Une troisième source explique que « normalement, quand on fait une filature, c’est pour voir qui le sujet va aller rencontrer. C’était complètement inhabituel de cesser la filature ».
Un quatrième policier a affirmé que « c’était bizarre d’arrêter la filature parce qu’ils étaient à une étape où chaque détail compte [...] Cet événement a clairement créé un malaise ».

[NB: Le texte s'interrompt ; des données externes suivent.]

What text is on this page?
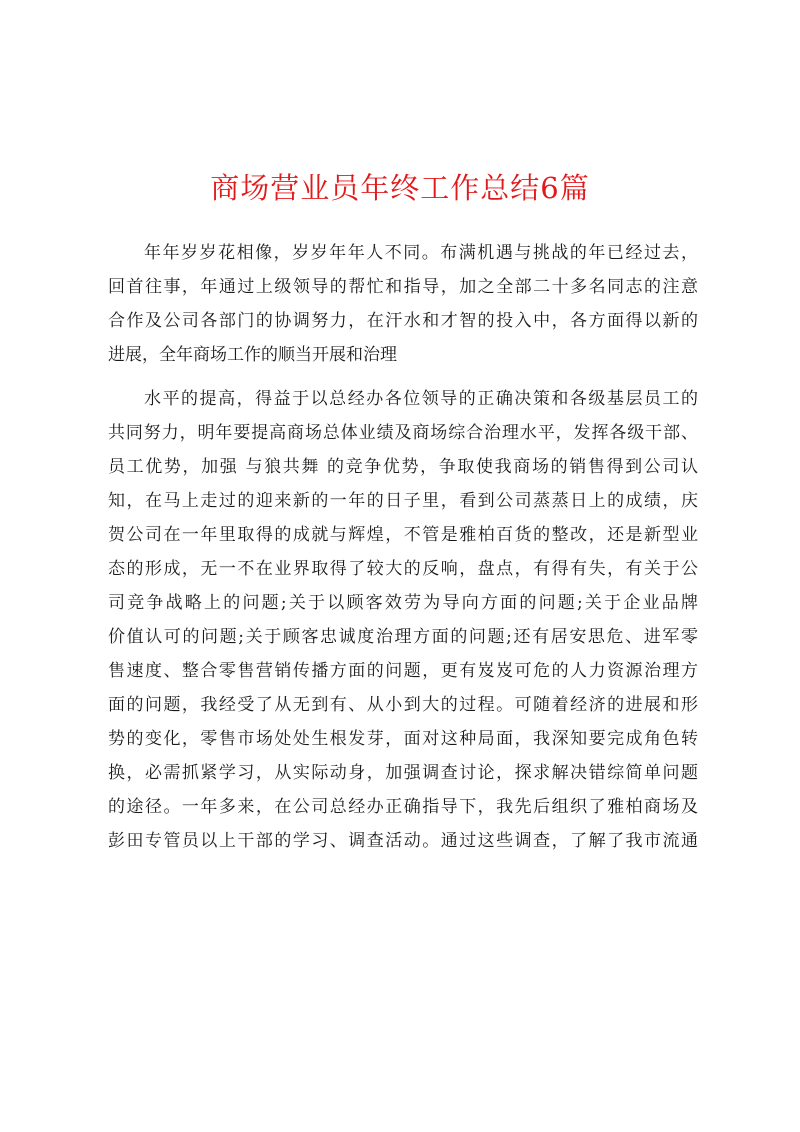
商场营业员年终工作总结6篇
年年岁岁花相像，岁岁年年人不同。布满机遇与挑战的年已经过去，
回首往事，年通过上级领导的帮忙和指导，加之全部二十多名同志的注意
合作及公司各部门的协调努力，在汗水和才智的投入中，各方面得以新的
进展，全年商场工作的顺当开展和治理
水平的提高，得益于以总经办各位领导的正确决策和各级基层员工的
共同努力，明年要提高商场总体业绩及商场综合治理水平，发挥各级干部、
员工优势，加强 与狼共舞 的竞争优势，争取使我商场的销售得到公司认
知，在马上走过的迎来新的一年的日子里，看到公司蒸蒸日上的成绩，庆
贺公司在一年里取得的成就与辉煌，不管是雅柏百货的整改，还是新型业
态的形成，无一不在业界取得了较大的反响，盘点，有得有失，有关于公
司竞争战略上的问题;关于以顾客效劳为导向方面的问题;关于企业品牌
价值认可的问题;关于顾客忠诚度治理方面的问题;还有居安思危、进军零
售速度、整合零售营销传播方面的问题，更有岌岌可危的人力资源治理方
面的问题，我经受了从无到有、从小到大的过程。可随着经济的进展和形
势的变化，零售市场处处生根发芽，面对这种局面，我深知要完成角色转
换，必需抓紧学习，从实际动身，加强调查讨论，探求解决错综简单问题
的途径。一年多来，在公司总经办正确指导下，我先后组织了雅柏商场及
彭田专管员以上干部的学习、调查活动。通过这些调查，了解了我市流通
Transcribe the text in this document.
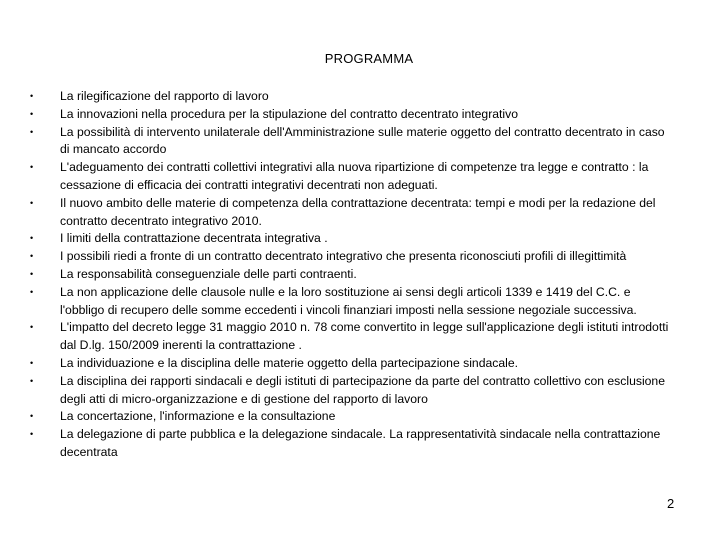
PROGRAMMA
• La rilegificazione del rapporto di lavoro
• La innovazioni nella procedura per la stipulazione del contratto decentrato integrativo
• La possibilità di intervento unilaterale dell'Amministrazione sulle materie oggetto del contratto decentrato in caso di mancato accordo
• L'adeguamento dei contratti collettivi integrativi alla nuova ripartizione di competenze tra legge e contratto : la cessazione di efficacia dei contratti integrativi decentrati non adeguati.
• Il nuovo ambito delle materie di competenza della contrattazione decentrata: tempi e modi per la redazione del contratto decentrato integrativo 2010.
• I limiti della contrattazione decentrata integrativa .
• I possibili riedi a fronte di un contratto decentrato integrativo che presenta riconosciuti profili di illegittimità
• La responsabilità conseguenziale delle parti contraenti.
• La non applicazione delle clausole nulle e la loro sostituzione ai sensi degli articoli 1339 e 1419 del C.C. e l'obbligo di recupero delle somme eccedenti i vincoli finanziari imposti nella sessione negoziale successiva.
• L'impatto del decreto legge 31 maggio 2010 n. 78 come convertito in legge sull'applicazione degli istituti introdotti dal D.lg. 150/2009 inerenti la contrattazione .
• La individuazione e la disciplina delle materie oggetto della partecipazione sindacale.
• La disciplina dei rapporti sindacali e degli istituti di partecipazione da parte del contratto collettivo con esclusione degli atti di micro-organizzazione e di gestione del rapporto di lavoro
• La concertazione, l'informazione e la consultazione
• La delegazione di parte pubblica e la delegazione sindacale. La rappresentatività sindacale nella contrattazione decentrata
2
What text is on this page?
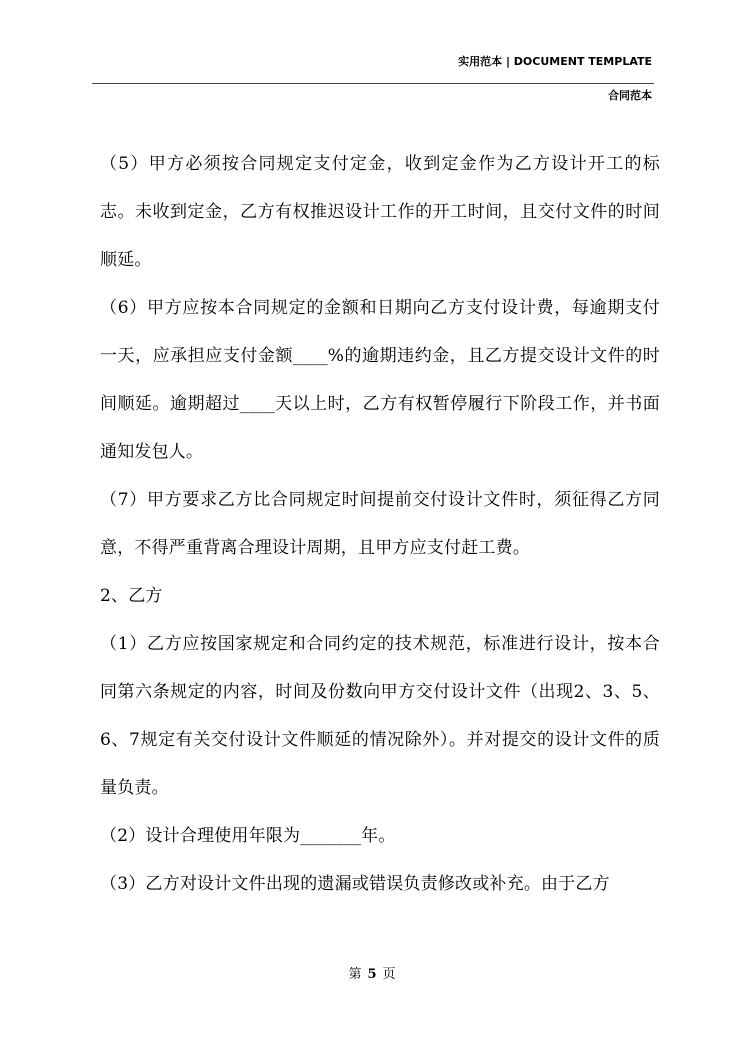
实用范本 | DOCUMENT TEMPLATE
合同范本

（5）甲方必须按合同规定支付定金，收到定金作为乙方设计开工的标志。未收到定金，乙方有权推迟设计工作的开工时间，且交付文件的时间顺延。

（6）甲方应按本合同规定的金额和日期向乙方支付设计费，每逾期支付一天，应承担应支付金额____%的逾期违约金，且乙方提交设计文件的时间顺延。逾期超过____天以上时，乙方有权暂停履行下阶段工作，并书面通知发包人。

（7）甲方要求乙方比合同规定时间提前交付设计文件时，须征得乙方同意，不得严重背离合理设计周期，且甲方应支付赶工费。

2、乙方

（1）乙方应按国家规定和合同约定的技术规范，标准进行设计，按本合同第六条规定的内容，时间及份数向甲方交付设计文件（出现2、3、5、6、7规定有关交付设计文件顺延的情况除外）。并对提交的设计文件的质量负责。

（2）设计合理使用年限为_______年。

（3）乙方对设计文件出现的遗漏或错误负责修改或补充。由于乙方

第 5 页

Ce que nous révèlent les policiers #1 et 2 est net: dès qu’une enquête s’approche d’un membre du gouvernement, il faut immédiatement mettre un terme aux recherches. On frappe alors un mur de verre, qu’il ne faut surtout pas traverser. Le bureau du Premier ministre n’a pas à intervenir pour que cessent les filatures. Elles cessent d’elles-mêmes. C’est automatique. C’est pratique pour Jean Charest.
Pas le premier soupçon
Le texte le plus troublant écrit depuis le début de cette affaire sur le carcan politique libéral entourant les enquêtes policières fut publié en novembre 2011 par les journalistes de La Presse André Noël (qui travaille maintenant à la Commission Charbonneau, Dieu soit loué !) et Fabrice de Pierrebourg. On y lit ceci:L’ambiance n’est pas non plus au beau fixe chez Marteau, maintenant baptisée Service des enquêtes sur la corruption, rouage essentiel de l’UPAC puisque chargée des enquêtes criminelles. Cette escouade compte 55 membres, en majorité des policiers de la Sûreté du Québec (SQ), ainsi que de Montréal, de Québec et de Longueuil (mais aucun de Laval, ville pourtant plus populeuse que Longueuil). Ils ne travaillent pas dans le même bâtiment que l’UPAC.
Des enquêteurs déplorent que leur travail soit orienté essentiellement vers le monde municipal. Et là encore, avant d’interroger le moindre conseiller municipal, ils doivent aviser leurs supérieurs, qui en informent le commissaire de l’UPAC. Ils se plaignent qu’on les oblige à réinterroger des suspects, sans aucune justification, et se demandent si ce n’est pas là une façon de ralentir leurs enquêtes et d’éventuelles accusations.
Auparavant, des membres de la SQ avaient envoyé une lettre — non signée — affirmant subir des pressions politiques dans le cadre de leurs enquêtes. La lettre se lisait en partie comme suit:
«Nos enquêtes sont orientées sur des cibles précises et nos enquêteurs doivent constamment en tenir informés leurs supérieurs de leur évolution, indique la lettre. Aucun membre du gouvernement ne sera enquêté sans que M. Martin Prudhomme, sous-ministre à la sécurité publique, ou que M. Robert Lafrenière, commissaire de l’UPAC, en soient informés.» Or, ces deux personnes travaillent sous les ordres du ministre de la Sécurité publique, souligne l’auteur.
Menant par la suite leur propre enquête, les journalistes Noël et de Pierrebourg ajoutent des confirmations:
Au cours d’entretiens séparés, quatre sources sont revenues sur le sujet. Toutes se demandent si le gouvernement n’utilise pas l’UPAC pour s’informer sur les enquêtes en cours et, si besoin, «mettre le couvercle» sur les dossiers chauds.
26 jours. Plus que 26 jours avant de se débarrasser de ce gouvernement honteux.